John Illsley and I meet at a coffee shop in Notting Hill on a bright spring morning. The moment he walks through the door, Dire Straits’ 1980 hit Romeo And Juliet begins playing on the radio. Illsley smiles at the coincidence and suggests – entirely accurately – that the 35-year-old song sounds as if it had been made just yesterday.
At the time of its release it represented a crossing of the Rubicon for Mark Knopfler as a songwriter and for the band in general. Knopfler always was a prolific writer, but as he approached Dire Straits’ third album he had new horizons in mind. He envisioned the band’s sound being enhanced by keyboards, and of this freeing him to explore more complex terrain. Romeo And Juliet was the first signpost to his intentions: a near six-minute roller-coaster ride rumbling through the wreckage of a shattered love affair.
“I remember him coming into the office and playing it to me for the first time,” says Ed Bicknell. “I didn’t know what to say: I just sat and stared at the ground in complete disbelief. By then Mark had cottoned on that this was his group and he edged himself into pole position.”
The act of Knopfler conclusively seizing control would have been provocative enough, but it was exacerbated by other issues bubbling to the surface as the band gathered in New York to record their third album, Making Movies. According to Bicknell, three years of constant work had left them in a parlous state. It transpired that Romeo And Juliet was drawn from very personal experience.
“There were issues with various band members that related mostly to the girls in their lives and were calamitous,” says Bicknell. “We went into that record off the back of three out of four of them going through break-ups. Certain people also didn’t like certain people. It got very fractious. I thought the band was about to break up.”

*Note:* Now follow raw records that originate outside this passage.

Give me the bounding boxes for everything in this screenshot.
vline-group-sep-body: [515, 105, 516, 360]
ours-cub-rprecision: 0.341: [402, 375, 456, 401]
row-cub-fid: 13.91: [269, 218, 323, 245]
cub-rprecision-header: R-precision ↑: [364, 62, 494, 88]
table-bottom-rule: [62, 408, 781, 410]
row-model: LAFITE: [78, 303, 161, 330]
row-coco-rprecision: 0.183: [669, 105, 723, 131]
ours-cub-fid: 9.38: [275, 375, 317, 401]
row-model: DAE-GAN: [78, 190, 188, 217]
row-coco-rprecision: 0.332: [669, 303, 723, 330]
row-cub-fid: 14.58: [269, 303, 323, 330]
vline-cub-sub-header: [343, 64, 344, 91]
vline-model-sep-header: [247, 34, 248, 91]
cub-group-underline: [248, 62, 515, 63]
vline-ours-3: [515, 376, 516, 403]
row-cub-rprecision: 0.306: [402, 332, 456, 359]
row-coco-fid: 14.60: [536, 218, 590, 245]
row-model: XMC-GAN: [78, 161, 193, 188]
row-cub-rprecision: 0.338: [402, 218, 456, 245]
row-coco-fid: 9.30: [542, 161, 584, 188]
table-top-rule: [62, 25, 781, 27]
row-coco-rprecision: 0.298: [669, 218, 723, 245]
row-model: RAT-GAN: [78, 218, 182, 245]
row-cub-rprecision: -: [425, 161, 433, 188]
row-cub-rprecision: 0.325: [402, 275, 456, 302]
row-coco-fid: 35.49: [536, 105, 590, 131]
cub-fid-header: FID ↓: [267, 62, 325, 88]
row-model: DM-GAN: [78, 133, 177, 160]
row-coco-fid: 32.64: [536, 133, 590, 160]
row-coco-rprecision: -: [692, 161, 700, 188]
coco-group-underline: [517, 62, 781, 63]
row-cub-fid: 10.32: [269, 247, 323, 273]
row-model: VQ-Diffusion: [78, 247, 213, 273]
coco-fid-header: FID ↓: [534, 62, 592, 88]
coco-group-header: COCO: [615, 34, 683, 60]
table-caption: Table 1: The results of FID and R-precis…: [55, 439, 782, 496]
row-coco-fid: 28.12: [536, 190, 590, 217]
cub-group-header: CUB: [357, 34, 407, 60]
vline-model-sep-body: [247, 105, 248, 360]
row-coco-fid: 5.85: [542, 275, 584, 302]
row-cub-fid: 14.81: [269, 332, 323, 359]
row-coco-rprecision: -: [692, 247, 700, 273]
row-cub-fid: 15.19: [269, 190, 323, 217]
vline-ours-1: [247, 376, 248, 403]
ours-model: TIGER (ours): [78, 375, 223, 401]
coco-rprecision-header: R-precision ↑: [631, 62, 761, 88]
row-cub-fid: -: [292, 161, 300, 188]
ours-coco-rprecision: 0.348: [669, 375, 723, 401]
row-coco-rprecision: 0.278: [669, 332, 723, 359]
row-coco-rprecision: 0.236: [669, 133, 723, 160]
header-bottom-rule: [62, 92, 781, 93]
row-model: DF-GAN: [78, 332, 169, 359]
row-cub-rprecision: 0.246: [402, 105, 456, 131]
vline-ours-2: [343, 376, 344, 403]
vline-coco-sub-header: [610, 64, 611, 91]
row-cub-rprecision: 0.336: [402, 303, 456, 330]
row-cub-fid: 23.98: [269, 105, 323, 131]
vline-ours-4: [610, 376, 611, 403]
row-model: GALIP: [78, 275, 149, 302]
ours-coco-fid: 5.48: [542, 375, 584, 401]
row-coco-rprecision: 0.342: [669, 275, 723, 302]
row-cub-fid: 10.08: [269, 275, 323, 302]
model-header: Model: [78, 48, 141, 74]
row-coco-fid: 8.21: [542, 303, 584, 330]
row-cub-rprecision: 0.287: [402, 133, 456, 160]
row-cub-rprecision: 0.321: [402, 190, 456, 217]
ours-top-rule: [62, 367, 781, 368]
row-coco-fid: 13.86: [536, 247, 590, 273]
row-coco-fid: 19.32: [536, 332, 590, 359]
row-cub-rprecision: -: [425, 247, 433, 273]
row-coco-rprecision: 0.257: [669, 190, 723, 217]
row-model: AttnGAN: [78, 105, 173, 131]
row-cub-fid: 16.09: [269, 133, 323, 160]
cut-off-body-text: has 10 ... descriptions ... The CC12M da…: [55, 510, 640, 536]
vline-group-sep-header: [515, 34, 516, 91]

To begin with, nothing was helped by them being in the studio with producer Jimmy Iovine. A brash New Yorker just off the back of making hit records with Bruce Springsteen and Tom Petty, Iovine had a painstaking way of working; the first week of recording was spent attempting to get the perfect drum sound. In this hothouse atmosphere the Knopflers were soon at each other’s throats.
“Before we started recording, Jimmy took Mark to watch a Springsteen session and his jaw was on the floor,” says David Knopfler. “Everyone was calling Springsteen ‘Boss’ and he completely called the shots. But Bruce had spent thirty years learning to be boss and he’s very good at it. Mark had not long come from being a college lecturer and hadn’t been schooled in people skills. By that point the Knopflers’ relationship was as bad as it could be. “By the time of Making Movies he was king,” recalls David. “But he was the bloke I’d shared a bedroom with. How could I be deferential to him?”
When the blow-up came it was swift and brutal. The brothers had an explosive argument and David Knopfler quit. He returned to the UK, where he would begin a solo career. Three years later his elder brother guested on his debut solo album, but the two of them were estranged.
“David’s going wasn’t nice but it was absolutely inevitable,” says Ed Bicknell, who says that same issue of control led to Pick Withers’s departure within two years. “Mark’s got a strong personality and he’s very determined, and quite ruthless. But you need to be ruthless if you’re going to climb the greasy pole, and democracy in groups never, ever works.”
With David Knopfler gone, the pace of recording picked up and Making Movies took shape. Iovine brought in Springsteen’s E Street Band pianist Roy Bittan, and his heart-stopping fills gave wings to another epic, Tunnel Of Love, on which Knopfler located the sweet spot between the E Street Band’s hulking engine and Dylan’s rolling thunder. Hearing the track come into being, says Bicknell, “it felt like a jet plane taking off”.